COMENTÁRIO
Scarcela Jorge
ATRIBUTO DA INCULPAÇÃO
NOBRES:
Decorridos menos de um
mês da tragédia em Santa Maria, já é possível prever algumas conclusões que
sairão do inquérito policial. Ninguém acionou um gatilho, não há e dificilmente
aparecerá um responsável central, o grande vilão em cima do qual será
descarregado o luto federal. A indignação produzida pela soma de tantas
tragédias dificilmente encontrará um elemento isolado, capaz de converter-se em
bode expiatório único. Tudo indica que o grau de letalidade do episódio foi
produzido por um formidável encadeamento de ilícitos, incúrias e imprevidências
menores. A imperiosa catarse – se efetivamente acontecer – não terá uma
perversidade-mor para acioná-la. Este é o maior desafio que se oferece às
autoridades, às famílias enlutadas e àqueles cidadãos que, mesmo incólumes e
distantes, sentem- se igualmente intoxicados pela fumaça do incêndio. A rede de
ilegalidades, negligências e irresponsabilidades que convergiram para iniciar o
fogo e provocar tantas mortes compõe um retrato administrativo do Brasil,
tantas as esferas que nela se incorporam. A última foi revelada ontem, quando
Anthony Wong, diretor do Centro de Assistência Toxicológica do Hospital das
Clínicas de São Paulo, denunciou como “descaso e ignorância” o fato de não
fabricarmos no país o antídoto ao gás cianeto (o mesmo usado pelos nazistas nos
campos de extermínio) e não prepararmos médicos e socorristas para usá-lo em
emergências. O medicamento teve de ser importado às pressas dos EUA e só chegou
uma semana depois, embora a hidroxicobalomina seja uma substância relativamente
barata (faz parte do complexo B) e em muitos países sua fabricação seja
custeada pelo Estado. Quantas vítimas levadas aos hospitais gaúchos acabaram
morrendo por falta do antídoto e do treinamento para aplicá-lo? O denunciante
falou em “ignorância” e se absteve de qualificá-la penalmente: - ignorância
dolosa ou culposa-? Um dos donos da boate está preso, seriamente enredado no
inquérito; assim também o responsável pela banda, que preferiu comprar um
artefato pirotécnico barato e altamente inflamável. Logo se chegará à firma que
fez o isolamento acústico do imóvel com materiais de fácil combustão, ao
contrário do exigido pelos protocolos. Os bombeiros fizeram o que podiam na
fatídica madrugada, mas quantos bombeiros aposentados organizam-se em
empresas-laranja para facilitar o licenciamento de obras? Qual o papel do
submundo da fiscalização espalhado pelo país e mantido pela criminosa religião
de criar dificuldades para vender facilidades? E a Doutrina Geral da Impunidade, o Princípio
Elementar do Corporativismo e o Código Nacional da Corrupção, há anos nas
manchetes, porventura não inspiraram as malfeitorias que produziram a chacina?

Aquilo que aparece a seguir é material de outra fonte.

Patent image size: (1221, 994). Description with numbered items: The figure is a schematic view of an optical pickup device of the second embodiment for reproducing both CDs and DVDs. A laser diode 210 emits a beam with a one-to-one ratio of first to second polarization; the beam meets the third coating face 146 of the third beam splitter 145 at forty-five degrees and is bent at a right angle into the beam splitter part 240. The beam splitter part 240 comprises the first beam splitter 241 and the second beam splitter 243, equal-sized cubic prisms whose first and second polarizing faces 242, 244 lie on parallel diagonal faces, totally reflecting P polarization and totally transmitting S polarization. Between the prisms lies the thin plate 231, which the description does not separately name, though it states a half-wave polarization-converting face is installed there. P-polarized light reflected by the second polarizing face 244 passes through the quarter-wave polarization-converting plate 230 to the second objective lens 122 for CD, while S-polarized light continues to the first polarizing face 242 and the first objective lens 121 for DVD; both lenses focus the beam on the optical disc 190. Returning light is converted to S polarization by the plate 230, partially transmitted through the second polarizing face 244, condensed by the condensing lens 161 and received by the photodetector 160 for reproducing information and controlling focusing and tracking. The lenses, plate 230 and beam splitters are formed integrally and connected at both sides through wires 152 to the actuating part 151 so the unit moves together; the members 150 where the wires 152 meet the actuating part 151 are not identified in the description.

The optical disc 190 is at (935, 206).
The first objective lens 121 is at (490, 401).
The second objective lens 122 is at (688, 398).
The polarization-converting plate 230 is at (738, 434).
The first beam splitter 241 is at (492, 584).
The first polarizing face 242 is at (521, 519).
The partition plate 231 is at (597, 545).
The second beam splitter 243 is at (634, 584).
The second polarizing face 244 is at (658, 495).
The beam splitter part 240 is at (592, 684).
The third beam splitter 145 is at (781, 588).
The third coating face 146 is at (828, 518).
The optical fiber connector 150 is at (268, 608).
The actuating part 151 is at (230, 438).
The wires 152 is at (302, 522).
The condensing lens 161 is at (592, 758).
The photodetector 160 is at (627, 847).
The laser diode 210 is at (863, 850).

Para que servem os vereadores além de passar o dia cuidando de ampliar os seus
privilégios? Magistrados só devem estar presos aos processos que lhes são
entregues, o que fazem os corregedores e o Ministério Público? As associações
comerciais, uma das guildas mais tradicionais do Rio Grande do Sul, não
deveriam estabelecer padrões mais severos de serviço ao público? Um modelo de
negócio montado a partir da superlotação do estabelecimento, caso das boates,
danceterias e baladas; não é, em si, criminoso? A grande culpada é a monumental
indulgência com tantos e tão insignificantes réus. A retórica é de sempre,
amolda a cultura da impunidade e do “jeitinho brasileiro” - o Brasil é assim
mesmo - enquanto não mudar confiadas as futuras gerações.